Was Gabriel betrifft, muss ich euch enttäuschen: Ich habe nie wirklich verstanden, was ihn faszinierte an den Momenten, wenn wir wieder einen neuen Klingelknopf drückten. Ich habe da bloß eine vage Vorstellung, die ich mir aus meinen Eindrücken zusammenreime. Was ihn erregte, waren jedenfalls nicht solche fleischlichen Begierden wie bei Bundó und mir. Ich sehe Gabriel eher als einen Vampir. Er trat in die Häuser anderer Leute ein und saugte die Atmosphäre auf – diese Gegenwart eines bestimmten Lebens, die sich in einer Wohnung unmittelbar vor dem Umzug noch deutlich spüren lässt: Gerüche, Schatten, Gelächter, eine Kälte, ein Schweigen … Vielleicht wollte er deshalb immer als Erstes jemanden kennenlernen, der in dem Haus gelebt hatte – um seine Mutmaßungen nicht ganz ins Blaue hinein anzustellen.

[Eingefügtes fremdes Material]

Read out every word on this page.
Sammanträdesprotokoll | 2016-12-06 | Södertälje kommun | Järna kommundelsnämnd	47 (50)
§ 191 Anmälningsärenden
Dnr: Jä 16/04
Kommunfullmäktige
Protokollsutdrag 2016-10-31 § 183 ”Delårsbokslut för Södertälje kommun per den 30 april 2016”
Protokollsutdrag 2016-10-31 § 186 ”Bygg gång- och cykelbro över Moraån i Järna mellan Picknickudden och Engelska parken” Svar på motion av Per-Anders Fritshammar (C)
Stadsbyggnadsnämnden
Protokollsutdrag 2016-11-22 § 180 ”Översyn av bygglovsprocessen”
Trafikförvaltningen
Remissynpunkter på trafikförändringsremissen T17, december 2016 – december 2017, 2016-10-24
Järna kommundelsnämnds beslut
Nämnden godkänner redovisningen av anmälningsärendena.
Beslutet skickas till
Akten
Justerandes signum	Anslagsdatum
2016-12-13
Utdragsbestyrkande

Wenn er sich dann ein Möbelstück auf den Rücken lud, schien er zugleich die Spuren zu studieren, die dieses Stück im Raum hinterlassen hatte. Er zog Rollläden hoch, öffnete Fenster mit der Begründung, dass er mehr Licht brauche, und er zündete sich eine Zigarette an, um beim Rauchen auf die Straße hinunterzublicken und die Aussicht auf sich wirken zu lassen. Und als gehörte das zu unserer Arbeit, ließ er die Person, die uns überwachte, an seinen Gedanken teilhaben. »Dieses Sofa muss ja ganz wunderbar für den Mittagsschlaf gewesen sein, oder, Señora?«, »Sicher hat in diesem schönen Wintergärtchen sonntags oft die ganze Familie gemeinsam gefrühstückt.« Es ist nur, was ich mir so denke, aber ich würde sagen, diese Fantasien über den Alltag anderer Leute – mit denen er übrigens von Neuem begann, wenn wir mit den Möbeln in der neuen Wohnung ankamen, als wäre das eine weiße Leinwand, die er zu bemalen hätte –, diese Fantasien ließen ihn freier atmen. Er saugte sie auf und nahm sie als kleines Lebenselixier mit, wenn er in die doch eher ärmliche Pension zurückkehrte. Ein Beweis dafür, dass da ein Zusammenhang besteht: Als er eure Mutter – eure Mütter – kennengelernt hatte, ihr geboren wart und er zumindest in kleinen Dosen selbst vom Familienleben gekostet hatte, da verlor er nach und nach das Interesse an den leeren Häusern, und all die Umzugsfahrten waren für ihn bloß noch Gelegenheiten, um in eure Nähe zu kommen und euch zu besuchen.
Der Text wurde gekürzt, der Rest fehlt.